Delete his mammoth home run in Saturday's game and Fielder's much-anticipated weekend in Las Vegas was something of a bust. He flailed at pitches and looked out of sync.

"We talked about it," Tigers hitting coach Larry Herndon said. "But with a veteran player like that, you don't want to bother him too much. I kind of let guys like Cecil make adjustments on their own. He's capable of making adjustments from one at-bat to another.

"You watch, he'll still get his 40 or 50 home runs this year."

That may be wishful thinking, but the greater point to be made is that the Tigers are rebuilding and Fielder has expressed an interest in being traded to a contender. By August, the deal could be done.
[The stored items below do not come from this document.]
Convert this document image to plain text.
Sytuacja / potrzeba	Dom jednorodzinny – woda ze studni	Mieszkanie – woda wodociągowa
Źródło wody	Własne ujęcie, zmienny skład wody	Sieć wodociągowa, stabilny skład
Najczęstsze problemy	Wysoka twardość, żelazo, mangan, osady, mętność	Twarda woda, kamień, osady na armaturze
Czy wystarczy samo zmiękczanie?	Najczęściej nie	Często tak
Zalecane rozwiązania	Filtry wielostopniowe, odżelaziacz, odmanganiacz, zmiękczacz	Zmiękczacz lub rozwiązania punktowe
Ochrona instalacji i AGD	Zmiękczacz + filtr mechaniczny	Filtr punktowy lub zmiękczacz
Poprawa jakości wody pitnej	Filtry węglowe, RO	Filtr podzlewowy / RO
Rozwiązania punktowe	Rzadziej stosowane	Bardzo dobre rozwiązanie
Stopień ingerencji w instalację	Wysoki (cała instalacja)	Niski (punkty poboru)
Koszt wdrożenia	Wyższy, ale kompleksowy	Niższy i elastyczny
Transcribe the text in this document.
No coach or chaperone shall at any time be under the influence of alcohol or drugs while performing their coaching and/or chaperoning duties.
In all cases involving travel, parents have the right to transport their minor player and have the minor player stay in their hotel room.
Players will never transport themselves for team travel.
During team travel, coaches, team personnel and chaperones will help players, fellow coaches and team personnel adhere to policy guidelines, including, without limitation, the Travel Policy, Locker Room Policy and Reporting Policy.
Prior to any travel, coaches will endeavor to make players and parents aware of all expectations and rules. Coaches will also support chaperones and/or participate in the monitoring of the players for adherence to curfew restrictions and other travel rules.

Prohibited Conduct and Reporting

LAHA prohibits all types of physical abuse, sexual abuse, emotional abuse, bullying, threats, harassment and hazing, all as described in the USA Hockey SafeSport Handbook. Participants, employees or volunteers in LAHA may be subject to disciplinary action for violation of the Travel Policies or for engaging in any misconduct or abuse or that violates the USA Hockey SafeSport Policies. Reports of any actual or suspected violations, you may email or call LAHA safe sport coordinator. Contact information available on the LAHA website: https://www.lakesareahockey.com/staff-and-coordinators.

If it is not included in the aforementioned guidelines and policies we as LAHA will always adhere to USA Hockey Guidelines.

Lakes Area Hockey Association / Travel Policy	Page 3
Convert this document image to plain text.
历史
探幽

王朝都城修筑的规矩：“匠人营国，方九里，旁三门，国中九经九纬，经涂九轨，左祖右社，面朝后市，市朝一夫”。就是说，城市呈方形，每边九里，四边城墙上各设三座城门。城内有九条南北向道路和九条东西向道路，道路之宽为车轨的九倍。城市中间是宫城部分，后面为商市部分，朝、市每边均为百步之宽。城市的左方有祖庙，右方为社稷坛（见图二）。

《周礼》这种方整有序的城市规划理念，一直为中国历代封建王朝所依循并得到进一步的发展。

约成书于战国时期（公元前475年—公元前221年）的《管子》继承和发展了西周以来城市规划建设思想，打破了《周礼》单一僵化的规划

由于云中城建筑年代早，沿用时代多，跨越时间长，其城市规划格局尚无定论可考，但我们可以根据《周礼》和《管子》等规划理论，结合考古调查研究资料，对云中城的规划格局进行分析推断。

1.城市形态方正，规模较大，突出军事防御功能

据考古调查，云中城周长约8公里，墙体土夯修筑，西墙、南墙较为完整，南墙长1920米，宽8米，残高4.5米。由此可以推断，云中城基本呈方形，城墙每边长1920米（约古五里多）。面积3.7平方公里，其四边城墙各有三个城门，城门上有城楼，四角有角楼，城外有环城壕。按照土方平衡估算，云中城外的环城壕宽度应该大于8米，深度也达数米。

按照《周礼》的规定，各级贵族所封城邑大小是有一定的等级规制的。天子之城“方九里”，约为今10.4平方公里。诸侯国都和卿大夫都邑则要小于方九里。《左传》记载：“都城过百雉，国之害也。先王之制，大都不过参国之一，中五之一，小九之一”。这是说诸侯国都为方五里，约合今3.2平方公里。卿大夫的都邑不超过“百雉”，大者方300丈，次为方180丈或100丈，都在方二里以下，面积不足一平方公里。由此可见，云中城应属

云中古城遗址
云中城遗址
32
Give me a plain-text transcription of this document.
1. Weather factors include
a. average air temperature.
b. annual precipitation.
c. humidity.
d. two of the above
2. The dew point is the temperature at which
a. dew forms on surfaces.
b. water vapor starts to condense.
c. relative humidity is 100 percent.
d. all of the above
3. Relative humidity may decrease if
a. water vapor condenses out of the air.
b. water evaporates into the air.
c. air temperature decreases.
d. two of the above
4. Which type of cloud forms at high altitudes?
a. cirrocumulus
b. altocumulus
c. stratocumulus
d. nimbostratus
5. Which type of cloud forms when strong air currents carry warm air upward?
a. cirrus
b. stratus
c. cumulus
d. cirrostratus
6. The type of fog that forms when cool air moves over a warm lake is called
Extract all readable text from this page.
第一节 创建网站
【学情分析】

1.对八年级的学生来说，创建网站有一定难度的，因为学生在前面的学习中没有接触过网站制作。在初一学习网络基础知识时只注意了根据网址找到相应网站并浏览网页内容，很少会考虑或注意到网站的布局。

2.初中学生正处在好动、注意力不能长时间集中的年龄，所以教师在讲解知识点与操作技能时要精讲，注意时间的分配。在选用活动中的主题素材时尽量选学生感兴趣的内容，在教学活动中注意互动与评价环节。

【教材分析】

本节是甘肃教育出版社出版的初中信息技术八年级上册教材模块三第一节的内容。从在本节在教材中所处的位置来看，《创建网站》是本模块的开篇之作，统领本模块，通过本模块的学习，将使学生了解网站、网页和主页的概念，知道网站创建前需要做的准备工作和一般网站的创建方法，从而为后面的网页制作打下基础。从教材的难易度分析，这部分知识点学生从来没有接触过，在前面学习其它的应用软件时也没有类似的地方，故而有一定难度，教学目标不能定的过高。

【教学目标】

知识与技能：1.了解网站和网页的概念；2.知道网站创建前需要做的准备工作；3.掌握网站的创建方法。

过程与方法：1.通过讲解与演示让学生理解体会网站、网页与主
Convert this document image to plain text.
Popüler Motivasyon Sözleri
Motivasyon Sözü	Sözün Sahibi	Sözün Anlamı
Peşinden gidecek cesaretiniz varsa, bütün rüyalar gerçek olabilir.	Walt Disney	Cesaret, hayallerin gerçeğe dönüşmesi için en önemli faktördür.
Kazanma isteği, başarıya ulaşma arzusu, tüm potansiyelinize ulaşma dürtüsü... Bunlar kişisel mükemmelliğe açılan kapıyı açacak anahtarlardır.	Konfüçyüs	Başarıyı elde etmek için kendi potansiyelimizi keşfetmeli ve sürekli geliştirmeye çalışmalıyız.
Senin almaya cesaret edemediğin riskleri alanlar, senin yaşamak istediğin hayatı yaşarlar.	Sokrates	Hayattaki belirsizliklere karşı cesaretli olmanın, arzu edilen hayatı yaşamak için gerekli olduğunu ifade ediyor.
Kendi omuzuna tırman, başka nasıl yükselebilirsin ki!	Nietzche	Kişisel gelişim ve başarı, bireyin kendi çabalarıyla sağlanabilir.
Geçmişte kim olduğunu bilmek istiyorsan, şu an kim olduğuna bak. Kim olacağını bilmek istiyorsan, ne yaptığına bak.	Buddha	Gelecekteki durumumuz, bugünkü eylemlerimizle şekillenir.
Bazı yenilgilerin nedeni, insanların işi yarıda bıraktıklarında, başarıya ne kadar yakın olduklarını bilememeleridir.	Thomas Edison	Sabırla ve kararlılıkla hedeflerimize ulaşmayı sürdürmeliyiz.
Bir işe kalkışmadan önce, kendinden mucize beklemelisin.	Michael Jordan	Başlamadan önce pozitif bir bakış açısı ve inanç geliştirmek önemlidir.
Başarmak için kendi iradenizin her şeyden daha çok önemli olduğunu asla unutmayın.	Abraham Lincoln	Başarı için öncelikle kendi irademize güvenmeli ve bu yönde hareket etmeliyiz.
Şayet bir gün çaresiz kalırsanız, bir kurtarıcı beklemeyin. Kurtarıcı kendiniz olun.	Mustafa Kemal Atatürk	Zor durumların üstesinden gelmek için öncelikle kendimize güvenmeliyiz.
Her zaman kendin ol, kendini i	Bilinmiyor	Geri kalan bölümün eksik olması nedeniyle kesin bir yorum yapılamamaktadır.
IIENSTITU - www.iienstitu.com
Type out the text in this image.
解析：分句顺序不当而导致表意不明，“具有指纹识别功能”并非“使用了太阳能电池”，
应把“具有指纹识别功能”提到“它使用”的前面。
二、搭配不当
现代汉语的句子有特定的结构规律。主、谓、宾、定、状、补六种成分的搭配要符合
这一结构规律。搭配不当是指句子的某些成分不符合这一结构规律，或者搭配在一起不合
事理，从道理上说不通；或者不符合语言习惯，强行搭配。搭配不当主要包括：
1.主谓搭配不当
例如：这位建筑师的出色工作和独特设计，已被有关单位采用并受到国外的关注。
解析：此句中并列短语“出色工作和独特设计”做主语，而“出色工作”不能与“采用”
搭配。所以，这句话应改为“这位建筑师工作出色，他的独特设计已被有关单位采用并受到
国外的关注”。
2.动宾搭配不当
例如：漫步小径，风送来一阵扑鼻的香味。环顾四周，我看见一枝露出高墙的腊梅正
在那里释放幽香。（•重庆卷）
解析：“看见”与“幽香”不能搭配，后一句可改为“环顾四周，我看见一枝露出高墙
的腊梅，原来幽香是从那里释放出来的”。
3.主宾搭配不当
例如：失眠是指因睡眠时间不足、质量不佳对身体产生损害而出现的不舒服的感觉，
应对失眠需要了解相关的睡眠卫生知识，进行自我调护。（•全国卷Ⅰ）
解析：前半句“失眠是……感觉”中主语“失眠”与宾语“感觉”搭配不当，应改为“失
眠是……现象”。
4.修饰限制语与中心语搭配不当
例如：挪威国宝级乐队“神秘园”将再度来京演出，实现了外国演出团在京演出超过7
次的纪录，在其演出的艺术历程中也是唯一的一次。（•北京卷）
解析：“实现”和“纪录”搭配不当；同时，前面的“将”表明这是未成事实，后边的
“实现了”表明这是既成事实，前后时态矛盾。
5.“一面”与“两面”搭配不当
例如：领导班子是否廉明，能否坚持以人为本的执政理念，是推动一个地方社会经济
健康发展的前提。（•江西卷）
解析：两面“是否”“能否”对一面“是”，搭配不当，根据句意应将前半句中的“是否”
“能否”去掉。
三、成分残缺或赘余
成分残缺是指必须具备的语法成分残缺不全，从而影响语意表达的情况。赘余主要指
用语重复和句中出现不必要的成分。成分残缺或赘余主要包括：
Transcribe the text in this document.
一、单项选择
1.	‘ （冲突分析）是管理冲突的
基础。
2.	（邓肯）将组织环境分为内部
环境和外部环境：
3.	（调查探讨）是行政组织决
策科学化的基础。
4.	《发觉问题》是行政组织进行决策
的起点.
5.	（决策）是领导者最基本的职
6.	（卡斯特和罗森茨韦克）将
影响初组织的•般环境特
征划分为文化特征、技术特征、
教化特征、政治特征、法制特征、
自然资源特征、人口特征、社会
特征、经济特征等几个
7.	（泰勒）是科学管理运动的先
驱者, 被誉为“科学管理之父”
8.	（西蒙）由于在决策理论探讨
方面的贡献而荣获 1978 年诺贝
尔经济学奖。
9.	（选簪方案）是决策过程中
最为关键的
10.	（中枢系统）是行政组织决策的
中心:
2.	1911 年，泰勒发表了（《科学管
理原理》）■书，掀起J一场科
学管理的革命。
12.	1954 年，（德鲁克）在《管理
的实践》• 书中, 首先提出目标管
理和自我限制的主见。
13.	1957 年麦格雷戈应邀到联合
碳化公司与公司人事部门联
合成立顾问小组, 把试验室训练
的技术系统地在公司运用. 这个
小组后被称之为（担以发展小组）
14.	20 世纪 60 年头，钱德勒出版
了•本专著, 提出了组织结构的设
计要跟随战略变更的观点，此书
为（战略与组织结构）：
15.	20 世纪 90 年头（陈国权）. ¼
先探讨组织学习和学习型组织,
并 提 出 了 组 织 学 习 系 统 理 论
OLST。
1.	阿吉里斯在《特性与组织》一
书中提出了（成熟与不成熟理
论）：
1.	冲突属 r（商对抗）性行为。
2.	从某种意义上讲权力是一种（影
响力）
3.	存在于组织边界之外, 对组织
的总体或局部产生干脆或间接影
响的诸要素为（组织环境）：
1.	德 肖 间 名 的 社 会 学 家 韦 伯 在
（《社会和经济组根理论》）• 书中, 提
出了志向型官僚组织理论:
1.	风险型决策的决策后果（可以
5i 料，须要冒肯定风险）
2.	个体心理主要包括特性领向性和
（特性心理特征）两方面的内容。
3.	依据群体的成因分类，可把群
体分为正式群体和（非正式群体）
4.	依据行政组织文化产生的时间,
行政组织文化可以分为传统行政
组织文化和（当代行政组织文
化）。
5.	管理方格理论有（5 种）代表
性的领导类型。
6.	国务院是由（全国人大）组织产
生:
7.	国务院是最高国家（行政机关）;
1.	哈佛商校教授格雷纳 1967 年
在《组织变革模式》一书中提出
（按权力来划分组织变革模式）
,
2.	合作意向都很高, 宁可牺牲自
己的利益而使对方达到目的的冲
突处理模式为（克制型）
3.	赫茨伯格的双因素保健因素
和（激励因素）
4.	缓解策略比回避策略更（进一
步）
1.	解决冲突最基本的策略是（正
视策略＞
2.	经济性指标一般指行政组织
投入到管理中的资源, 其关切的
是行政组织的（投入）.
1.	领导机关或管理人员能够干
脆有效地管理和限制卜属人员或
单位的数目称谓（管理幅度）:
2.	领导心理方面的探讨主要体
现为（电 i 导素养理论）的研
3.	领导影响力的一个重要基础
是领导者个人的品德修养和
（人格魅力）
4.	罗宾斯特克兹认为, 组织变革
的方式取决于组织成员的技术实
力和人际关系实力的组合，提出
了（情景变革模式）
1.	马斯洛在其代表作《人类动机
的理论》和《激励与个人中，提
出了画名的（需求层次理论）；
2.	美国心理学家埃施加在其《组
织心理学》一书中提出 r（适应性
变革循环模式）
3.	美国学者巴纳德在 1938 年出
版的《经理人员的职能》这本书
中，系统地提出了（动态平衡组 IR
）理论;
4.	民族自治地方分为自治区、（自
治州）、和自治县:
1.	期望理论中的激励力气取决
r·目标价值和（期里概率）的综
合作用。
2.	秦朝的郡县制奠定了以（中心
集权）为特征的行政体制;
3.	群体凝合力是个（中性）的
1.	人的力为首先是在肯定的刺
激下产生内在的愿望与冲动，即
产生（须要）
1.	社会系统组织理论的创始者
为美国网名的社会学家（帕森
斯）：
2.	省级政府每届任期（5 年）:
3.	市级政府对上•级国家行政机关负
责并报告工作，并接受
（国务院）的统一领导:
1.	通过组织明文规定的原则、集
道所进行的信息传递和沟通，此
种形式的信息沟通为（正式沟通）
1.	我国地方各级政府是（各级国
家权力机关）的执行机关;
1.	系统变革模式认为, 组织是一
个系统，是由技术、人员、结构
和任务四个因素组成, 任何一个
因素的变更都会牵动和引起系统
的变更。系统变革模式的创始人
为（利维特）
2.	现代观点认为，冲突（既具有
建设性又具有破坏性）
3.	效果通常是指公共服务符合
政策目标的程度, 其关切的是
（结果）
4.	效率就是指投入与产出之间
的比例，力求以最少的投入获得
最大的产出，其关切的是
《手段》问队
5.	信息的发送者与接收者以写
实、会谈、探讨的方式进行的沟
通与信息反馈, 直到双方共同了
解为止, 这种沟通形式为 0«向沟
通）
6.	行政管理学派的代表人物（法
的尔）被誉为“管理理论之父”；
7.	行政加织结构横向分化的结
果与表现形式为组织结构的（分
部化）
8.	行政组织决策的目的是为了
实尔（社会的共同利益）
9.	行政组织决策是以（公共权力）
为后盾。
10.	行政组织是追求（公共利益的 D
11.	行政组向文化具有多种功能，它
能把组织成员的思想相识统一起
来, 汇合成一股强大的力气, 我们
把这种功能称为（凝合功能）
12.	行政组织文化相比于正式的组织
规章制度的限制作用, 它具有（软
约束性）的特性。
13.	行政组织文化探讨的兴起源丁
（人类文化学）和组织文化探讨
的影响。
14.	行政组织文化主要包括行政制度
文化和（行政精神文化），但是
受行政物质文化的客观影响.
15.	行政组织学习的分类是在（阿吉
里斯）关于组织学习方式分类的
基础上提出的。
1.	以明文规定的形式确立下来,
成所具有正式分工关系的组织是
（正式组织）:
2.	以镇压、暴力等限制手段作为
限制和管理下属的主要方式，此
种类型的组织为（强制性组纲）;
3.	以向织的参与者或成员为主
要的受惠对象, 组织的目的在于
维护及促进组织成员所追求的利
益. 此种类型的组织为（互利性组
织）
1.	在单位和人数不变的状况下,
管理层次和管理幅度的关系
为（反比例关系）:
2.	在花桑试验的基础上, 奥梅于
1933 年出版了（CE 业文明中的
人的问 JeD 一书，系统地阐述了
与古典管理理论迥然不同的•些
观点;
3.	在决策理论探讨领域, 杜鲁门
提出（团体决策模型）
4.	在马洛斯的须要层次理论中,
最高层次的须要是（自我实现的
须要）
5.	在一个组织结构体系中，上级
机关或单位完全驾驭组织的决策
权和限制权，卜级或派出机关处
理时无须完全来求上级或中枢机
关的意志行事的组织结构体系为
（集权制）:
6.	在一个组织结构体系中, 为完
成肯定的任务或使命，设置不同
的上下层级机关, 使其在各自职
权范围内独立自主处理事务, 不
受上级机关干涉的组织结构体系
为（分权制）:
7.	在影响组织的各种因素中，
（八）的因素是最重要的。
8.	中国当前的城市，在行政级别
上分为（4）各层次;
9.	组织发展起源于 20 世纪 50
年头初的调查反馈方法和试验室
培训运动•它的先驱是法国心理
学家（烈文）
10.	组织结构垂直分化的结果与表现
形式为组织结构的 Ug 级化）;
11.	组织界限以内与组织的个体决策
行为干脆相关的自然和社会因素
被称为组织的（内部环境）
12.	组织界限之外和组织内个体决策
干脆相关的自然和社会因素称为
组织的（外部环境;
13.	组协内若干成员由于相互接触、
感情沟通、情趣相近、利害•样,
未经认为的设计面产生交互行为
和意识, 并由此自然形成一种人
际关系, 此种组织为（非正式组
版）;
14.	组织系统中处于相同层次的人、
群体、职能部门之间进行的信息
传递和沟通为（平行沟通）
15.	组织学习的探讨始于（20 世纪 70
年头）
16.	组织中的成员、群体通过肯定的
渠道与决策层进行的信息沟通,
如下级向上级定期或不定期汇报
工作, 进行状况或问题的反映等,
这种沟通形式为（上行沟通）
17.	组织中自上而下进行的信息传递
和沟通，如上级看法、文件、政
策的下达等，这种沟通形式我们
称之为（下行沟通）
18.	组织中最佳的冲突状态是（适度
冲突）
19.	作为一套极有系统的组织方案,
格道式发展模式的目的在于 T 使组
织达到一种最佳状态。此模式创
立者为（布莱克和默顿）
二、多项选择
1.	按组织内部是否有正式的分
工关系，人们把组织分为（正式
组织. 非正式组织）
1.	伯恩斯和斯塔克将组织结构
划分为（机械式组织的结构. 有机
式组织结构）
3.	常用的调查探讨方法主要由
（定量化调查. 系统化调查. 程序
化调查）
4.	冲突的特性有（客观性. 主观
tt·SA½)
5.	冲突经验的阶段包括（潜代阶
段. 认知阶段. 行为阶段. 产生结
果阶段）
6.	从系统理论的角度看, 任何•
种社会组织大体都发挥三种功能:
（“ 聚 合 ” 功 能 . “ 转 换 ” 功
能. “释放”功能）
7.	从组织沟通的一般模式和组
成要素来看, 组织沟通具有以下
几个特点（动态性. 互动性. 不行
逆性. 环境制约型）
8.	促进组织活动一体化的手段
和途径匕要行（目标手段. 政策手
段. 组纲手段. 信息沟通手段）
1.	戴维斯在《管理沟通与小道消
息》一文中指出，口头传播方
It won't happen until then because the cash-starved Tigers need all the players with drawing power they can muster, and Fielder still puts people in the seats. But as the season begins to wind down and Detroit is at or near the bottom of the American League's East Division, the temptation to cut ties with the popular slugger may become too much to resist.

Fielder's hefty $9.2-million salary limits the number of teams who might pursue him, yet an AL team in the pennant race in need of a first baseman or designated hitter might jump at the chance to acquire him and hope for the best. In return the Tigers could add two or three decent young players, something the team and its upper-level farm system has in short supply.

The idea of trading Fielder is regarded as blasphemous by some Detroit fans, but it's not like he's a Hall of Famer who spent his entire career with the Tigers and has some sacred place in the team's history. He's not Al Kaline.